I vote yes, we glsa'd the JPEG/BMP one, this is basically the same thing.

Comment 20 Vlastimil Babka (Caster) (RETIRED) 2007-07-02 21:32:24 UTC

You can do the GLSA together with bug 183580 which is same package different slot (maybe I didn't have to open extra bug for it anyways...)

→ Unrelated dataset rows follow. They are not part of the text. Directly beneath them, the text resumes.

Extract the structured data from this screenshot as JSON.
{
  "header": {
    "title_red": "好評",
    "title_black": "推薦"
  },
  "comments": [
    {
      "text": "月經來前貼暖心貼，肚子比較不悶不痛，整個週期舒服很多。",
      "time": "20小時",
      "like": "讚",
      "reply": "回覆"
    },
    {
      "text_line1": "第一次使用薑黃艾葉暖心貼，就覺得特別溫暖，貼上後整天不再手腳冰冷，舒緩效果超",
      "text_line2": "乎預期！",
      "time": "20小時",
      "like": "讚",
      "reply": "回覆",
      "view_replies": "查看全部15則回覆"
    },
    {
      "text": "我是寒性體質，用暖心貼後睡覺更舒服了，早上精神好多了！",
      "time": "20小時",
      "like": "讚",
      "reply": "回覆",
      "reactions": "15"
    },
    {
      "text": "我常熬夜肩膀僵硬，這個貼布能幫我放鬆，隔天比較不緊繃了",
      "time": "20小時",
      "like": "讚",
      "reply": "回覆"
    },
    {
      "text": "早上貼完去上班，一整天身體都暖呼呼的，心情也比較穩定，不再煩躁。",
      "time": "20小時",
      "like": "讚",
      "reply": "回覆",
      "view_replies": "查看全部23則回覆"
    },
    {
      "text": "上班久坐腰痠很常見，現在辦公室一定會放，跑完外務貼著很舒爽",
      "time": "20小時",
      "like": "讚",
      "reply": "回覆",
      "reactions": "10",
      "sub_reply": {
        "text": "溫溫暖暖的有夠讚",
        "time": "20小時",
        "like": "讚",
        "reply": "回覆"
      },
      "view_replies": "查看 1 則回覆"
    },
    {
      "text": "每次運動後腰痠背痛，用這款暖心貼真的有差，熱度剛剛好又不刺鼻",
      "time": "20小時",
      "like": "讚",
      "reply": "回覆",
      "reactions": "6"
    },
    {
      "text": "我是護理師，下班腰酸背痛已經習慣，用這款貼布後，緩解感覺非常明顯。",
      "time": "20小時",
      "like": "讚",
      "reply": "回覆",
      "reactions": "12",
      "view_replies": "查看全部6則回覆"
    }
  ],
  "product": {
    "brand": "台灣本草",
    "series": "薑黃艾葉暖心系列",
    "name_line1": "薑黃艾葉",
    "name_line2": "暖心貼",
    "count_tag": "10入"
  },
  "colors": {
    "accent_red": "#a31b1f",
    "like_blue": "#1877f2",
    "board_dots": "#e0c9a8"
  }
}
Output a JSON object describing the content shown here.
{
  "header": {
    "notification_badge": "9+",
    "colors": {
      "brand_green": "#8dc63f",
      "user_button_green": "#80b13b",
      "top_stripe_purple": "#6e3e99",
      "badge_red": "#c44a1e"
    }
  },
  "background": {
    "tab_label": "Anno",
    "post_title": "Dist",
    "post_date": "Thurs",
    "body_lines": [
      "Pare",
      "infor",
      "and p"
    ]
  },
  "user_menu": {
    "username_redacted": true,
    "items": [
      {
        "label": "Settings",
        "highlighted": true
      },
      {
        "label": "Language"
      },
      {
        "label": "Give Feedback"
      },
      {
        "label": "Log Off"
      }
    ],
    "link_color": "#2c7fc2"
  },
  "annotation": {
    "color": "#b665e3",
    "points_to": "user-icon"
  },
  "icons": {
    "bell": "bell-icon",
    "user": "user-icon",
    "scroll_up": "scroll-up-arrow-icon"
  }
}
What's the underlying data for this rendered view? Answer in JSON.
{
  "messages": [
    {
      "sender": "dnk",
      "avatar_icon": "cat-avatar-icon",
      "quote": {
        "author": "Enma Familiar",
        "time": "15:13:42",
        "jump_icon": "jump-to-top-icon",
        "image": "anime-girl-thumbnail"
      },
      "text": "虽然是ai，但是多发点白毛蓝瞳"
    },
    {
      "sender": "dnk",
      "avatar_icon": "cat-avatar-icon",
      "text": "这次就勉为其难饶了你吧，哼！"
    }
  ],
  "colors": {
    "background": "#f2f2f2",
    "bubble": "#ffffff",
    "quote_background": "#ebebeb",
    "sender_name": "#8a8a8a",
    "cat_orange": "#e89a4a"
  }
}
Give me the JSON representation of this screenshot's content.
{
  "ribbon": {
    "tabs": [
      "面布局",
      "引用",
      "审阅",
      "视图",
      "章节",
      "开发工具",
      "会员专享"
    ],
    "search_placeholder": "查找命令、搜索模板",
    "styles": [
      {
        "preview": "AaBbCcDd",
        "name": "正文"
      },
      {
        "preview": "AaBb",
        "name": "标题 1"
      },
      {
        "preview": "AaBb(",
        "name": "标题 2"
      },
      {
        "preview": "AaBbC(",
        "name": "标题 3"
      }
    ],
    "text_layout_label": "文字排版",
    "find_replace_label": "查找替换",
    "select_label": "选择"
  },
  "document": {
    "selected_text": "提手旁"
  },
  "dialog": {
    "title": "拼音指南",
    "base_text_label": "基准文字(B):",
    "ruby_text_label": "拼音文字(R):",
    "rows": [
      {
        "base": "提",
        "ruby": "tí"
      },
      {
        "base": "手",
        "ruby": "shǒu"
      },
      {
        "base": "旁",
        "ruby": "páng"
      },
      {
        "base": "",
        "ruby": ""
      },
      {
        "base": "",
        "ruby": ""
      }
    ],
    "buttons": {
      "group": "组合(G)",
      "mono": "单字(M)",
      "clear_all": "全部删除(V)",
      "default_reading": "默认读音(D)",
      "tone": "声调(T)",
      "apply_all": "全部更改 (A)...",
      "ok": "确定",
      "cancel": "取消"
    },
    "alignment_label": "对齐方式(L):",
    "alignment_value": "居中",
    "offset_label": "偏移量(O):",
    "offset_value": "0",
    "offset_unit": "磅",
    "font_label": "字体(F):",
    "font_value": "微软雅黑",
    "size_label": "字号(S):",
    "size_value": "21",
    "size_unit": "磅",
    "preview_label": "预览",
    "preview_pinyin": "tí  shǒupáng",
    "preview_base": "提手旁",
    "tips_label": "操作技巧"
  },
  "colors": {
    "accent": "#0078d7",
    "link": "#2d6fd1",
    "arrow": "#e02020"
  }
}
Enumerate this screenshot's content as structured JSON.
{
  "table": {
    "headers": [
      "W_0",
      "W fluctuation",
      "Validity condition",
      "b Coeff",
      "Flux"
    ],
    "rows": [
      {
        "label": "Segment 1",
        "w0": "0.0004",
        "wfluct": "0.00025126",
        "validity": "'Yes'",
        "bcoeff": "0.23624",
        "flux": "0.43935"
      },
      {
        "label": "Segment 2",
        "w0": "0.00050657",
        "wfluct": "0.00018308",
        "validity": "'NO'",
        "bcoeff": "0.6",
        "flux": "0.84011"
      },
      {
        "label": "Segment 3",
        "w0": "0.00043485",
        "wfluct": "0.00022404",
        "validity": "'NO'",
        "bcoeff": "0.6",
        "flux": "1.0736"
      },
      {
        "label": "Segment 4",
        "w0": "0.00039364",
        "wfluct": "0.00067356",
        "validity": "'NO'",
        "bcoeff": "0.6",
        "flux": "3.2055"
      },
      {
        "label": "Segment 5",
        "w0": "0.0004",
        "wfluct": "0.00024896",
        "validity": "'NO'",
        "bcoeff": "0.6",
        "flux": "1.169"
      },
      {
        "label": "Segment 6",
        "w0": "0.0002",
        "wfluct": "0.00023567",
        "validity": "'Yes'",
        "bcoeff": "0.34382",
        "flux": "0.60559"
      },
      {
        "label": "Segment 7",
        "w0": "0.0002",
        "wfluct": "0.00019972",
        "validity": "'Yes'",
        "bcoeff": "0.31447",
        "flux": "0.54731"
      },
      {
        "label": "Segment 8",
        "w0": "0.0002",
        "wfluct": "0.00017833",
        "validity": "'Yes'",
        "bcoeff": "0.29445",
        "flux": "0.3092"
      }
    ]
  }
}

Comment 21 Sune Kloppenborg Jeppesen (RETIRED) 2007-07-15 07:24:02 UTC

Voting YES.

Comment 22 Matthias Geerdsen (RETIRED) 2007-09-11 11:21:35 UTC

changing product/component

please file security bugs in the Gentoo Security product

Comment 23 Robert Buchholz (RETIRED) 2008-03-31 19:05:43 UTC

I would close this bug without a GLSA because the GLSA has been updated more than half a year ago:

----------------------------
revision 1.2
date: 2007-06-05 16:24:43 +0200;  author: falco;  state: Exp;  lines: +4 -3;  commitid: 72f7466571f24567;
add the 1.6.x branch of sun-jre-bin since it had been stabilized on x86 just a few days before the glsa was sent.
----------------------------

--- glsa-200705-23.xml  31 May 2007 18:12:05 -0000      1.1
+++ glsa-200705-23.xml  5 Jun 2007 14:24:43 -0000       1.2
@@ -11,7 +11,7 @@
   </synopsis>
   <product type="ebuild">sun-jdk,sun-jre-bin</product>
   <announced>May 31, 2007</announced>
-  <revised>May 31, 2007: 01</revised>
+  <revised>June 05, 2007: 02</revised>
   <bug>176675</bug>
   <bug>178851</bug>
   <access>remote</access>
@@ -22,9 +22,10 @@
       <vulnerable range="lt">1.5.0.11</vulnerable>
     </package>
     <package name="dev-java/sun-jre-bin" auto="yes" arch="*">
-      <unaffected range="ge">1.5.0.11</unaffected>
+      <unaffected range="rge">1.5.0.11</unaffected>
       <unaffected range="rge">1.4.2.14</unaffected>
-      <vulnerable range="lt">1.5.0.11</vulnerable>
+      <unaffected range="ge">1.6.0.01</unaffected>
+      <vulnerable range="lt">1.6.0.01</vulnerable>
     </package>
   </affected>
   <background>

Comment 24 Robert Buchholz (RETIRED) 2008-03-31 19:09:34 UTC

Oh wait, that did not deal with the JDK. Assuming that was affected, it needs to get GLSA'd.

Comment 25 Robert Buchholz (RETIRED) 2008-04-17 23:43:35 UTC

GLSA 200804-20, sorry for the long delay.